PRESIDENTE. L'onorevole Lenzi ha facoltà di illustrare la sua interpellanza n. 2-01662, concernente chiarimenti sulla stima del gettito dell'IMU per i comuni colpiti dal sisma del 20 e 29 maggio 2012 e orientamenti in merito alla rimodulazione dei tagli dei trasferimenti a tali comuni (Vedi testo Interpellanza in allegato).

DONATA LENZI. Signor Presidente, questa interpellanza, come lei ricordava, tocca il tema dell'IMU, della sua rimodulazione e, in particolare, di quello che è successo nei confronti dei comuni terremotati, nei confronti dei quali, forse, è stato applicato un calcolo con il computer.
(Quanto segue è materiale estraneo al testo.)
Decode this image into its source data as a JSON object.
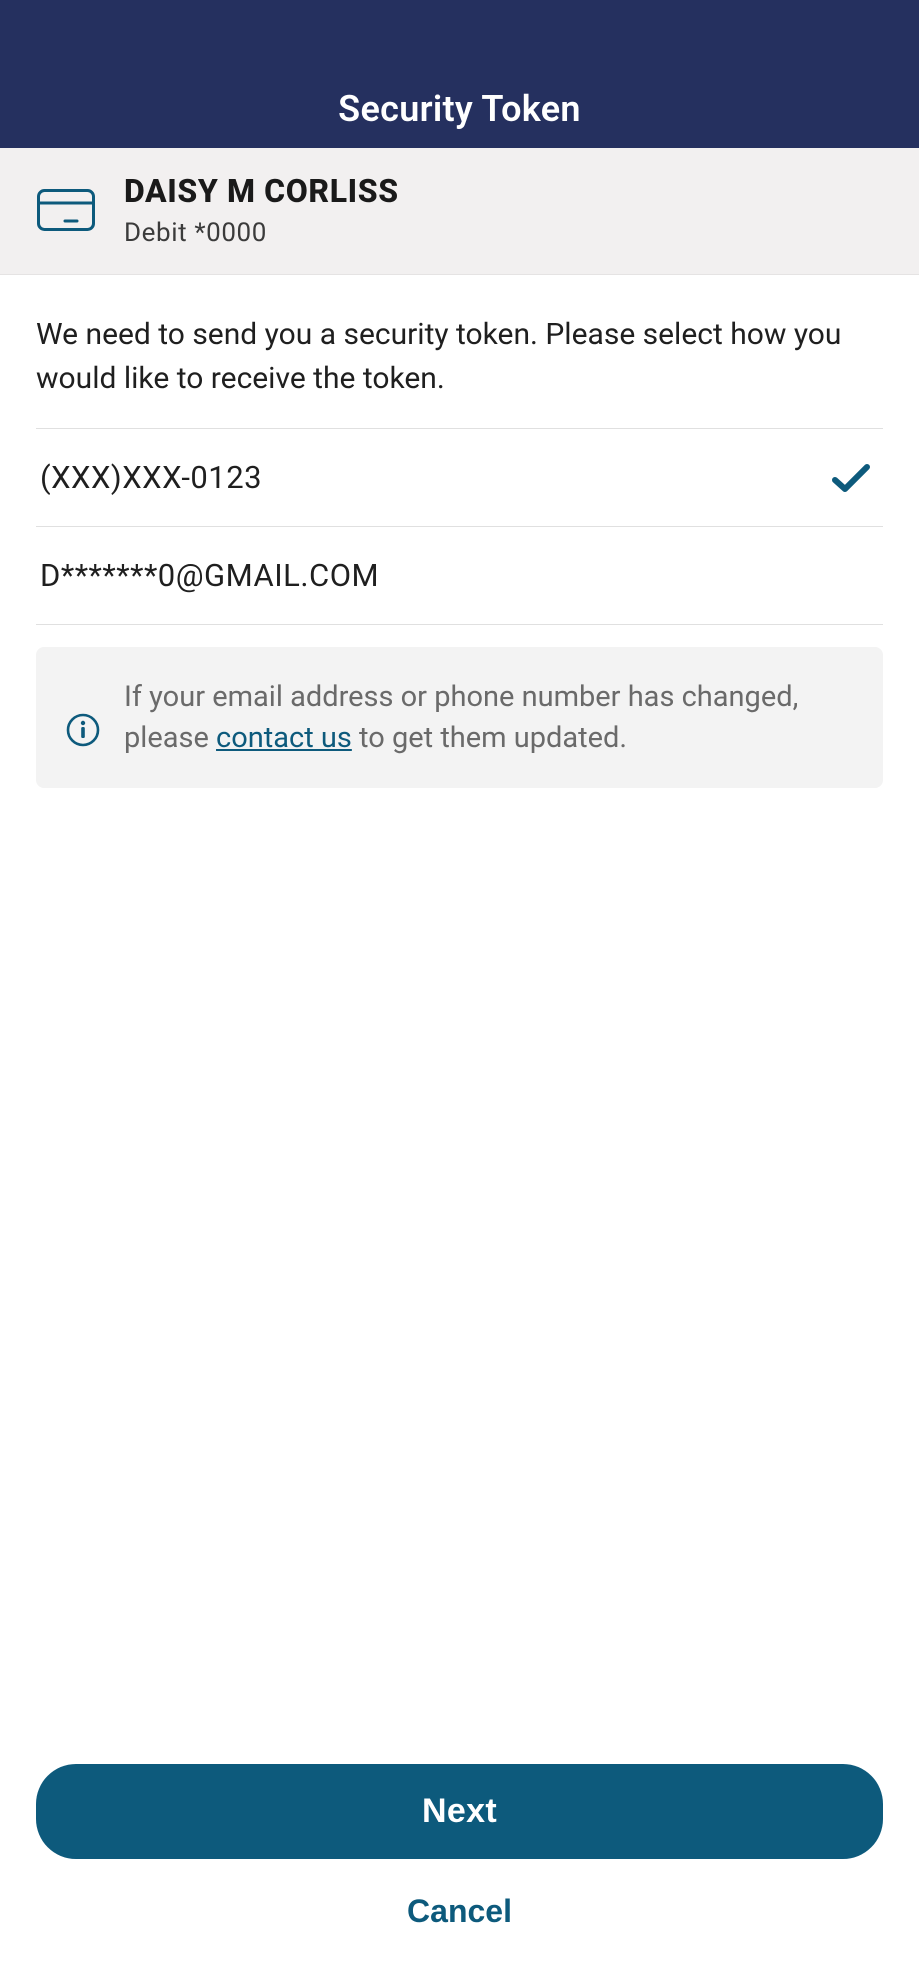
{
  "header": {
    "title": "Security Token"
  },
  "account": {
    "name": "DAISY M CORLISS",
    "subtitle": "Debit *0000"
  },
  "intro": "We need to send you a security token. Please select how you would like to receive the token.",
  "options": [
    {
      "label": "(XXX)XXX-0123",
      "selected": true
    },
    {
      "label": "D*******0@GMAIL.COM",
      "selected": false
    }
  ],
  "info": {
    "pre": "If your email address or phone number has changed, please ",
    "link": "contact us",
    "post": " to get them updated."
  },
  "buttons": {
    "primary": "Next",
    "cancel": "Cancel"
  },
  "colors": {
    "headerBg": "#25305f",
    "accent": "#0d5a7c"
  }
}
I computer, in genere, non possono cogliere le differenze, per cui, automaticamente, tali comuni sono stati messi in una condizione che si è rivelata, alla fine, peggiore di quella degli altri, senza tenere in nessun conto la situazione concreta conseguente al terremoto, che adesso sembra già archiviato, ma è avvenuto solo tre mesi fa, tre mesi fa.

Il 6 agosto il Ministero dell'economia e delle finanze ha pubblicato sul portale del federalismo fiscale le stime relative all'aggiornamento del gettito annuale dell'IMU sulla base dell'acconto versato a giugno. Già tutti i comuni italiani hanno considerato le stime pubblicate non confortate dagli incassi contabilizzati con la prima rata e, in una nota di chiarimento, il Ministero ha affermato che la stima è operata tenendo in considerazione la circostanza che alcuni contribuenti hanno optato per il versamento in tre rate dell'IMU sull'abitazione principale.

Inoltre, per i versamenti relativi ai fabbricati rurali, la prima rata è versata nella misura del 30 per cento dell'imposta. Insomma, si sono cercate le ragioni per giustificare questo aggiornamento verso l'alto delle stime fatte. Ma, a fronte di queste nuove stime, in nessun conto è stata tenuta la situazione dei comuni interessati dal sisma del 20 e 29 maggio 2012. In quei territori era stato sospeso il pagamento dell'IMU e delle altre tasse, che adesso è stato ulteriormente sospeso fino al 20 novembre.

Sospeso - lo dico perché questo sarà oggetto di un ulteriore impegno dei parlamentari dell'Emilia Romagna, del Veneto e della Lombardia - non vuol dire che poi il contribuente non dovrà pagare, magari su una casa non più esistente, l'IMU e le altre tasse. Meglio sarebbe stata una scelta netta verso la rateizzazione, eventualmente, dei pagamenti.

Comunque, abbiamo preso in considerazione alcuni esempi per far comprendere anche a chi ci ascolta qual è la situazione.

Allora, il comune di Minerbio, in provincia di Bologna, uno dei cento comuni terremotati, aveva per il Ministero dell'economia e delle finanze una stima di gettito IMU pari a 2.178.883 euro. Durante l'estate le case devono essere cresciute a dismisura, invece che essere venute giù con il terremoto, per cui, alla fine, viene una previsione, dal MEF, di raddoppio a 4.863.657 euro di maggior gettito previsto che, naturalmente, viene sottratto ai trasferimenti statali e addirittura l'ente è tenuto a restituire per incapienza risorse pari a 2.604.598, 23 euro. Se prendiamo un altro comune, potremmo prendere ad esempio la situazione del comune di San Pietro in Casale, sempre in provincia di Bologna, il gettito previsto era di 2.581.848 euro ed è raddoppiato a 4.068.854 euro, anche qui vi è un raddoppio della situazione. Il comune di Castel maggiore aveva un gettito previsto di in 6.360.125 euro, gli è salito a più del doppio, a 14.079.133 euro.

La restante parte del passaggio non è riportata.